State of Grace: Girls just wanna have funds

Grace Krumplitsch, Editor-in-Chief

When I cashed my first paycheck from my part-time job at a workout studio nearly two years ago, I felt overjoyed to have a sense of responsibility as it meant I was able to begin saving money of my own for college and to have a little more fiscal freedom at the Corte Madera shopping center. 

Part of that initial excitement quickly turned into confusion when my best friend and I looked through our paystubs and realized how many terms and concepts we were unfamiliar with because, for the majority of our lives, we had been told that money was an inappropriate topic to discuss.

Women hold between 5% and 12% of the top executive positions in the S&P 500, according to the Pew Research Center. This large gender equality is credited to the fact that young men are taught about finances and begin investing in the stock market typically far sooner than young women. 

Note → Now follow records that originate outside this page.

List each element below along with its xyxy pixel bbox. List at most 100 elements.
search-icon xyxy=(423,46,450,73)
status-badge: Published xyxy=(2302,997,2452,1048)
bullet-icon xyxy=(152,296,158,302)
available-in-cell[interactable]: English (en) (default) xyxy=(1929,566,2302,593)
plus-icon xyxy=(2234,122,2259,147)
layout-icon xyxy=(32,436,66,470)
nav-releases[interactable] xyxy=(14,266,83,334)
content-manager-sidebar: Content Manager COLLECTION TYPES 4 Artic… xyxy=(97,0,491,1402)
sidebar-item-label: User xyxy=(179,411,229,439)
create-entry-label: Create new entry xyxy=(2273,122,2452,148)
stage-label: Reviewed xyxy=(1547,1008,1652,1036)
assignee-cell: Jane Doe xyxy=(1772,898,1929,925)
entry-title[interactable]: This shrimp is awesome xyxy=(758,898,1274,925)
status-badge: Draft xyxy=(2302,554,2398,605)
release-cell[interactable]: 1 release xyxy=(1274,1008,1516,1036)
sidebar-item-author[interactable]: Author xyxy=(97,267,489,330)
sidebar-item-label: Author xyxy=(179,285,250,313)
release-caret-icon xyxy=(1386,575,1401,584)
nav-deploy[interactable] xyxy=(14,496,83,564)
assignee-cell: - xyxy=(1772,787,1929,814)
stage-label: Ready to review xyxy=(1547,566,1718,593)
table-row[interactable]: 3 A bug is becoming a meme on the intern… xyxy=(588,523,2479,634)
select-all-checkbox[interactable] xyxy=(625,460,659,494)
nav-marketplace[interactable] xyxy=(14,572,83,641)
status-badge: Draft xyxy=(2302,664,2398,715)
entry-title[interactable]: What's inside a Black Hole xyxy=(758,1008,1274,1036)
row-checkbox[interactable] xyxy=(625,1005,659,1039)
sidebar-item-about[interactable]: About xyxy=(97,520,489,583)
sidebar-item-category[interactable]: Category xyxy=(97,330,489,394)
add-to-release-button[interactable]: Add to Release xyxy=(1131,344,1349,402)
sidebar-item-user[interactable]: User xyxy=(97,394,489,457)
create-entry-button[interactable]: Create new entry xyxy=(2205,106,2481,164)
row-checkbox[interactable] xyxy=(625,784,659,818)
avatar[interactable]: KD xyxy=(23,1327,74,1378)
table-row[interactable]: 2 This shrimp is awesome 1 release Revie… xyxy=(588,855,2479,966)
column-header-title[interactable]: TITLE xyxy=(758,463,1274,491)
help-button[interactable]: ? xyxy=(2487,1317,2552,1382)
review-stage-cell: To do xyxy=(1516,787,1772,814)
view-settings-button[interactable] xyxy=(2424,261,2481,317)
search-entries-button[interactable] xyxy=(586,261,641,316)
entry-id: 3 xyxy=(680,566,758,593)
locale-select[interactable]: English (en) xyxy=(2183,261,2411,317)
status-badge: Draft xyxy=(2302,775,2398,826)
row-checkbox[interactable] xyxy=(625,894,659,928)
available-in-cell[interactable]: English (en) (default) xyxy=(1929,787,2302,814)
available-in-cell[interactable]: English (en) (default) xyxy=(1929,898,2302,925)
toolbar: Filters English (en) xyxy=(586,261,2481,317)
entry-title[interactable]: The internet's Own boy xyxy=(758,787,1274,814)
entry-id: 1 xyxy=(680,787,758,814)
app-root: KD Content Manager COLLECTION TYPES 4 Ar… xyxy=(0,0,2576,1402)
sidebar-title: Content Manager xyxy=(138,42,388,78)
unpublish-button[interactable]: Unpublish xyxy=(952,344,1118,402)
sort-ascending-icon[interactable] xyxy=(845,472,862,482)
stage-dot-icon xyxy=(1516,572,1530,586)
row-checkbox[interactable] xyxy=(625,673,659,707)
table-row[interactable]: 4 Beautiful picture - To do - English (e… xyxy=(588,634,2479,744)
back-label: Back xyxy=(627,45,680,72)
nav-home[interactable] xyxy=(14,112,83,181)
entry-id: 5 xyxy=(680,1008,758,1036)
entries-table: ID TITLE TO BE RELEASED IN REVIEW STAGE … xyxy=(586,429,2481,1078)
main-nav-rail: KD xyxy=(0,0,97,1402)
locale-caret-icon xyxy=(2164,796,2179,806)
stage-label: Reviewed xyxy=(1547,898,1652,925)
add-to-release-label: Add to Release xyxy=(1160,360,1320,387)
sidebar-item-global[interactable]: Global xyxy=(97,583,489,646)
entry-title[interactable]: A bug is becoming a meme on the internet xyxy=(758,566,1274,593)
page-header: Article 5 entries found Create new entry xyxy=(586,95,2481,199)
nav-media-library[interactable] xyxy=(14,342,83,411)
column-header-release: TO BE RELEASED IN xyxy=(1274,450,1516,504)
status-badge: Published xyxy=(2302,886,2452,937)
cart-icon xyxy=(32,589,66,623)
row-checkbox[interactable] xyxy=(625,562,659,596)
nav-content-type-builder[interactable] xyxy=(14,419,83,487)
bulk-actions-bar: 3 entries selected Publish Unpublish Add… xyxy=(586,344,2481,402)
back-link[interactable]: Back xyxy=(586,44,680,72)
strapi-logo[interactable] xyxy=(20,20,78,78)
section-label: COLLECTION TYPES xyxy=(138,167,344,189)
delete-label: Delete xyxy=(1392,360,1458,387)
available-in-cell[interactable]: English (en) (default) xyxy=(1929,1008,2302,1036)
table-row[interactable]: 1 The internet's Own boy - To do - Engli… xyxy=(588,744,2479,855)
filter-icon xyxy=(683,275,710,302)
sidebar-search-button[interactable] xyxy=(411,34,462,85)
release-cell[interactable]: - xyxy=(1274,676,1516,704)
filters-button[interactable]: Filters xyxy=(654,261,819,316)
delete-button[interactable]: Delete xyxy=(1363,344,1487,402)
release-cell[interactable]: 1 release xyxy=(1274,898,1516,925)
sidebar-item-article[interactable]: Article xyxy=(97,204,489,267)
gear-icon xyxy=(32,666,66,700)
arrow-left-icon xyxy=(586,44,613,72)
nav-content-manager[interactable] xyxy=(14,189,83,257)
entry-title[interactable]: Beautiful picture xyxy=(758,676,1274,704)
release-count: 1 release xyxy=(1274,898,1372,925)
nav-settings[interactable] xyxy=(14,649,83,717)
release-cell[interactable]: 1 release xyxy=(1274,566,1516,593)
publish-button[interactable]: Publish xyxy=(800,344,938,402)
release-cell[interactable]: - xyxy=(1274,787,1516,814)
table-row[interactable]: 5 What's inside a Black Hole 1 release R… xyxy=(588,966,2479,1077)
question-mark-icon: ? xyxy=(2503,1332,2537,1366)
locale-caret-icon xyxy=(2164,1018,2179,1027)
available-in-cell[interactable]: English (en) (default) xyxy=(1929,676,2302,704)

Carrie Schwab Pomerantz, a philanthropist and financial literacy advocate, conducted a survey of 2,000 young adults between the ages of 16 through 25 to gage a sense of their financial independence and general knowledge thereof. Fifty-one percent of females said that financial independence and being able to fully support oneself without parental support is an important measurement of success — only 40% of males in the survey agreed with this statement. 

Contrastingly, the average male reported to have $2,000 of savings while the average female had roughly $1,300, and young men doubled the number of young women who had created investment portfolios.  

The key to breaking down the barriers of gender inequality in the workplace begins at home and inside the classroom. Children and teens should be taught basic financial literacy skills and feel comfortable asking questions so that they are set up for success later in life in professional environments. 

Young women have the power to change the world, but to do that we must educate ourselves on financial matters and make time to ask those tougher questions in order to feel confident as young adults entering the professional world.